Security Hardening for VPS Deployments

Deploying Heimdall on a public VPS exposes your internal portal link directories. Protect it using these security mechanisms.

1. Enable Built-In Authentication

By default, Heimdall allows anyone who visits the dashboard to edit settings or view apps. - Go to the top-right menu and select Users. - Edit the default user (or add a new administrator account) and set a secure password. - Go to the Settings menu and enable the Require login to view dashboard option.

2. Limit Reverse Proxy Rate Limits (Nginx)

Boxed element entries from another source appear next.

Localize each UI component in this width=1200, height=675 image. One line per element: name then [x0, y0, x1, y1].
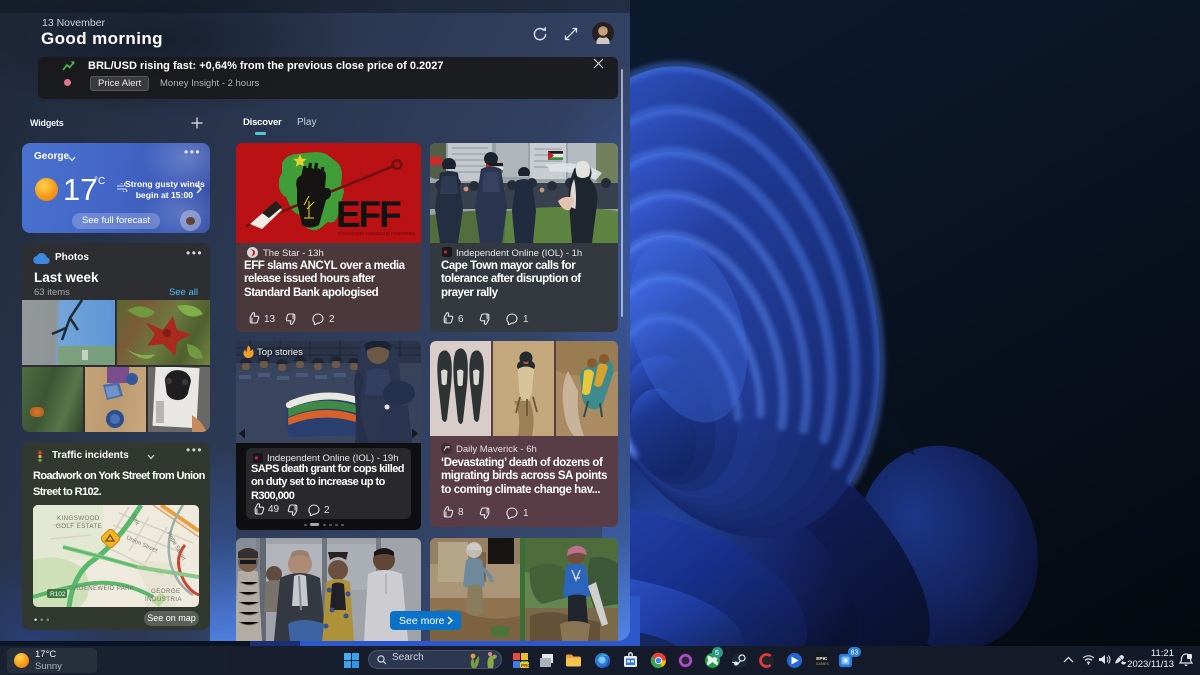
svg-text:KINGSWOOD: KINGSWOOD [57, 515, 100, 522]
svg-text:R102: R102 [50, 591, 66, 598]
svg-text:GROENEWEID PARK: GROENEWEID PARK [69, 586, 134, 592]
svg-text:GOLF ESTATE: GOLF ESTATE [56, 523, 102, 530]
svg-text:EFF: EFF [336, 194, 401, 235]
svg-text:GAMES: GAMES [816, 662, 830, 666]
svg-text:83: 83 [851, 650, 859, 657]
svg-text:INDUSTRIA: INDUSTRIA [145, 596, 182, 603]
svg-text:ECONOMIC FREEDOM FIGHTERS: ECONOMIC FREEDOM FIGHTERS [338, 231, 416, 237]
svg-text:PRO: PRO [521, 663, 529, 668]
svg-text:GEORGE: GEORGE [151, 588, 181, 595]
svg-text:5: 5 [715, 650, 719, 657]
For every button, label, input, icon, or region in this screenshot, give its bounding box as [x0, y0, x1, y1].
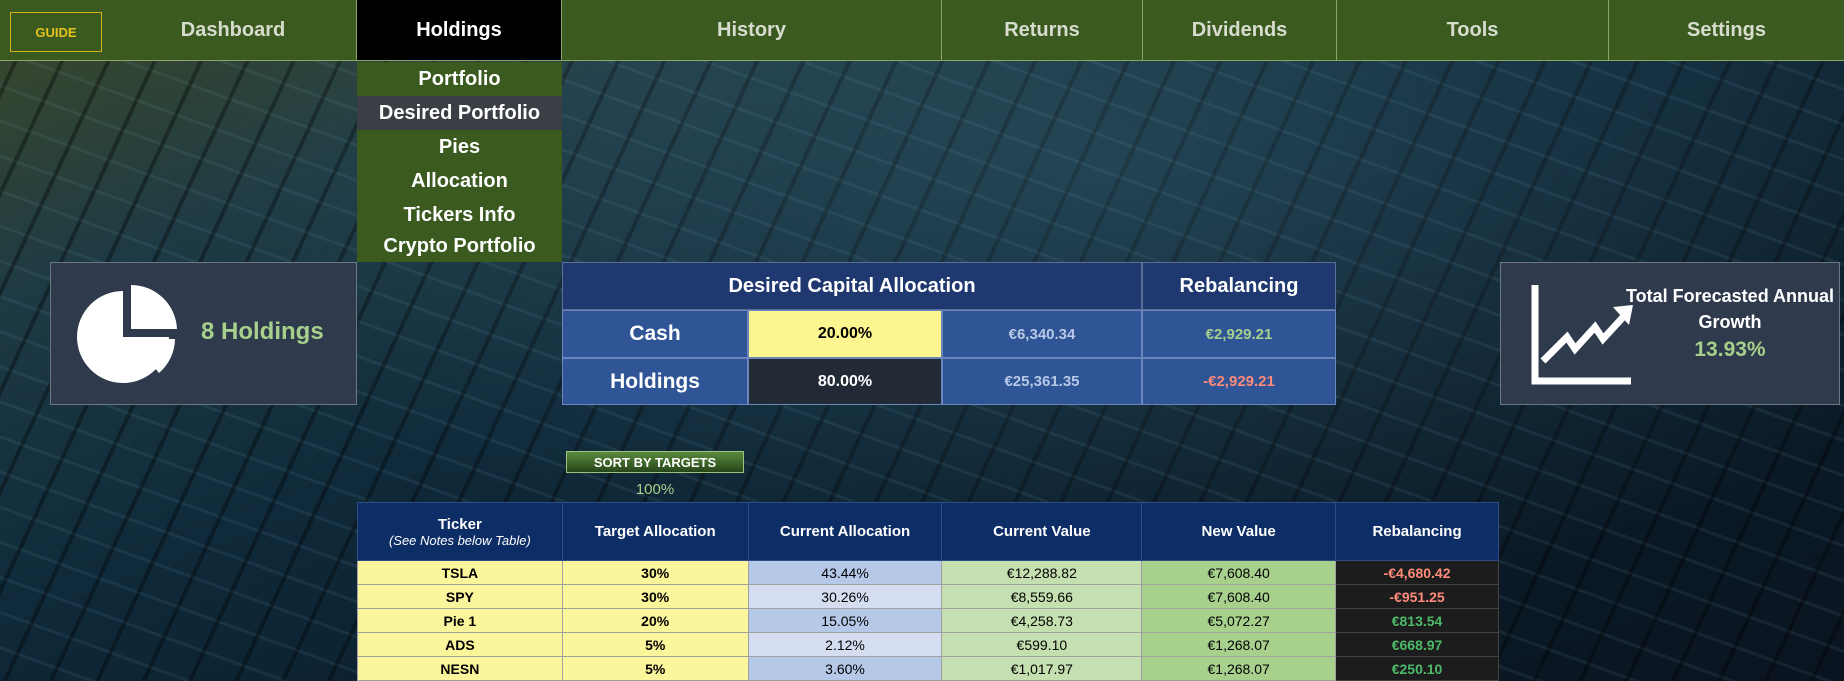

To prevent brute-force attacks on the Heimdall login page, implement rate limiting in Nginx:

# Add in the http block of /etc/nginx/nginx.conf
limit_req_zone $binary_remote_addr zone=heimdall_limit:10m rate=5r/s;

# Add in the location block of your virtual host configuration
location / {
    limit_req zone=heimdall_limit burst=10 nodelay;
    proxy_pass http://127.0.0.1:8080;
    # ... other proxy headers
}

By enforcing SSL/TLS encryption, setting up API widget cards for enhanced data, and securing authentication, you establish a resilient, production-ready landing page for all of your homelab activities.